Amerikan Senatosunun kararını, hemen altı ay bir süre bekleyen Loyd Corc, hiç farkında olmaksızın Türk davasına en büyük yardımı yapmış oluyordu.
Boğazlar problemi

Boğazlar için bir Amerikan mandası fikri, Curzon'da, 2 Ocak 1918 tarihli ilk muhtırasında belirir. Ruslar ve Amerikalılar işten çıkınca çözülecek iki problem kalıyordu:

1. Padişah İstanbul'da kalacak mıdır, yoksa Bursa veya Konya'ya mı gitmelidir?

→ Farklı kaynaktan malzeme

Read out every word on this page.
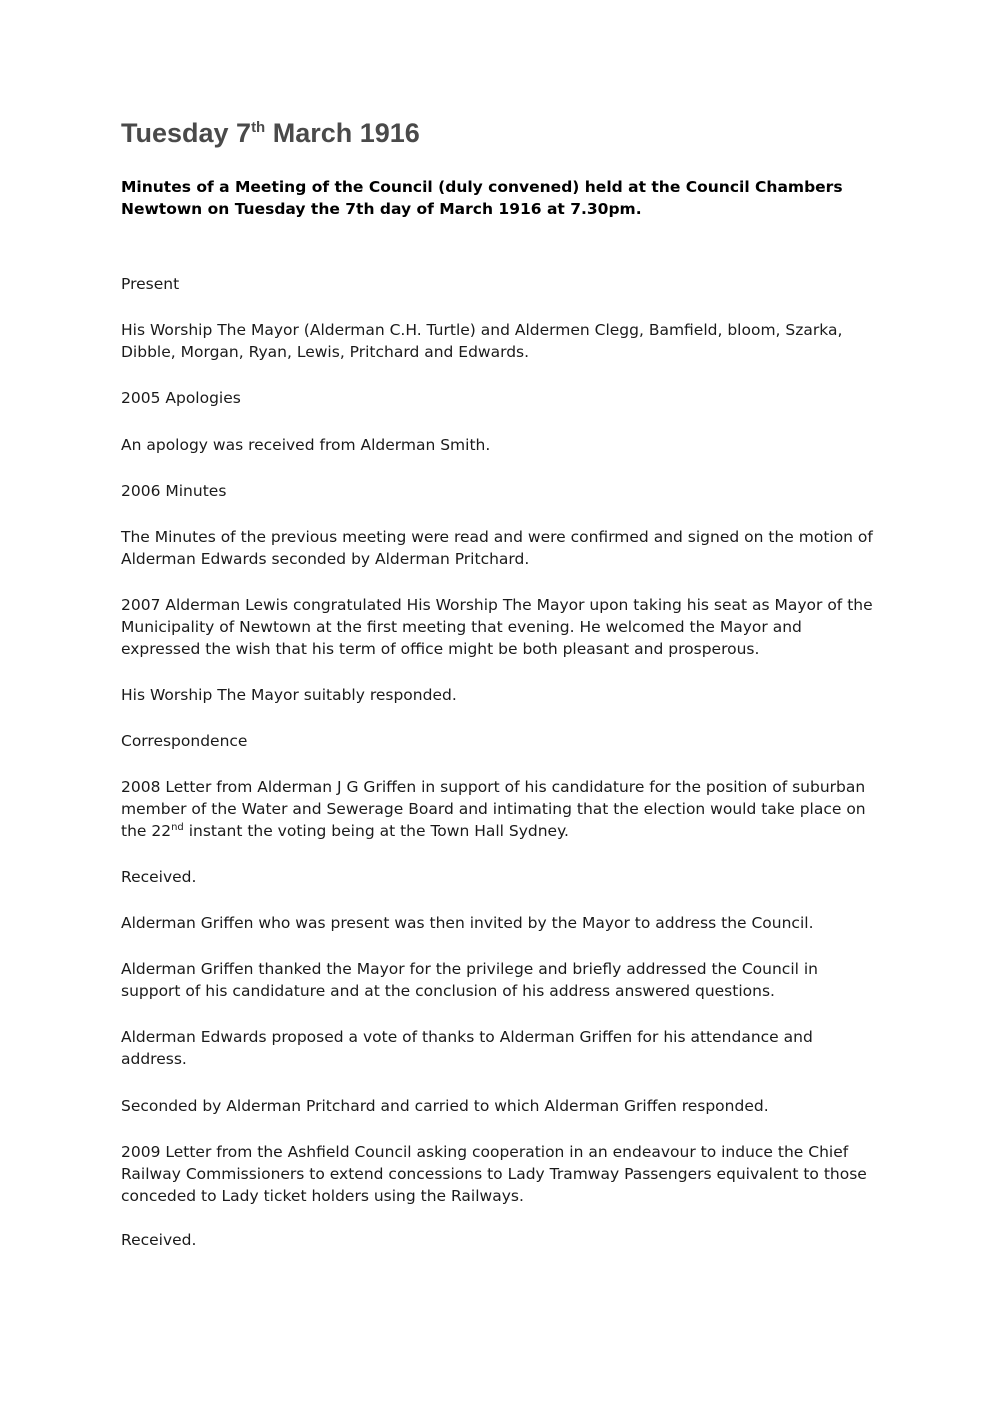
Tuesday 7th March 1916

Minutes of a Meeting of the Council (duly convened) held at the Council Chambers
Newtown on Tuesday the 7th day of March 1916 at 7.30pm.

Present

His Worship The Mayor (Alderman C.H. Turtle) and Aldermen Clegg, Bamfield, bloom, Szarka,
Dibble, Morgan, Ryan, Lewis, Pritchard and Edwards.

2005 Apologies

An apology was received from Alderman Smith.

2006 Minutes

The Minutes of the previous meeting were read and were confirmed and signed on the motion of
Alderman Edwards seconded by Alderman Pritchard.

2007 Alderman Lewis congratulated His Worship The Mayor upon taking his seat as Mayor of the
Municipality of Newtown at the first meeting that evening. He welcomed the Mayor and
expressed the wish that his term of office might be both pleasant and prosperous.

His Worship The Mayor suitably responded.

Correspondence

2008 Letter from Alderman J G Griffen in support of his candidature for the position of suburban
member of the Water and Sewerage Board and intimating that the election would take place on
the 22nd instant the voting being at the Town Hall Sydney.

Received.

Alderman Griffen who was present was then invited by the Mayor to address the Council.

Alderman Griffen thanked the Mayor for the privilege and briefly addressed the Council in
support of his candidature and at the conclusion of his address answered questions.

Alderman Edwards proposed a vote of thanks to Alderman Griffen for his attendance and
address.

Seconded by Alderman Pritchard and carried to which Alderman Griffen responded.

2009 Letter from the Ashfield Council asking cooperation in an endeavour to induce the Chief
Railway Commissioners to extend concessions to Lady Tramway Passengers equivalent to those
conceded to Lady ticket holders using the Railways.

Received.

2. Boğazların milletlerarası idaresi nasıl olmalıdır?

Bu iki problem üzerine yalnız müttefikler arasında değil, Britanya kabinesi içinde bile uzun müddet bir anlaşmaya varılamamıştır.

Konseyin, 11, 12 ve 22 Aralık 1919 oturumlarında bir karar varılamadan, padişahın İstanbul, Bursa ve Konya'dan hangisinde oturması uygun olacağı konuşulmuş ve en nihayet Curzon en doğru ve gerçekçi sözü ortaya atmıştır:

''-Müttefiklerin, kuvvetle destekliyemeyecekleri bir barışı zorla kabul ettirmek bir felâket olur.''
İngilizler, Osmanlı Devletiyle yalnız

Amiral Calthorpe'un mütareke yapması yetkisini alıyorlar.

Osmanlı İmparatorluğunun çökmesinden sonra, Loyd Core, Yüksek Harp Konseyinin 6 Ekim ve 3 Ekim ve 3 Aralık 1918 kararıyla, Boğazların, Mareşal Franchet d'Esperey'in yüksek kumandasında, General Milne tarafından işgali ve Klemanso'dan da, Osmanlı Devletiyle mütarekenin yalnız Amiral Calthorpe tarafından yürütülmesi müsaadelerini koparır. Bu kararlara göre, Franchet d'Esperey, Avrupa ve Milne, Anadolu Türkiye'sinde bildikleri gibi kuvvetlerini kullanacaklardı. Fakat, İstanbul'un her iki kıta üzerinde olması, Mart 1920'ye kadar süren çekişmelere yol açar. 15 Eylül 1919'da, Churchill, Türkiye'nin, Allenby tarafından yenildiğini; 21 Eylül 1919 tarihli notasında ise Fransa, Bulgaristan'ın teslim olmasıyla diz çöktüğünü karşılıklı iddia ederler.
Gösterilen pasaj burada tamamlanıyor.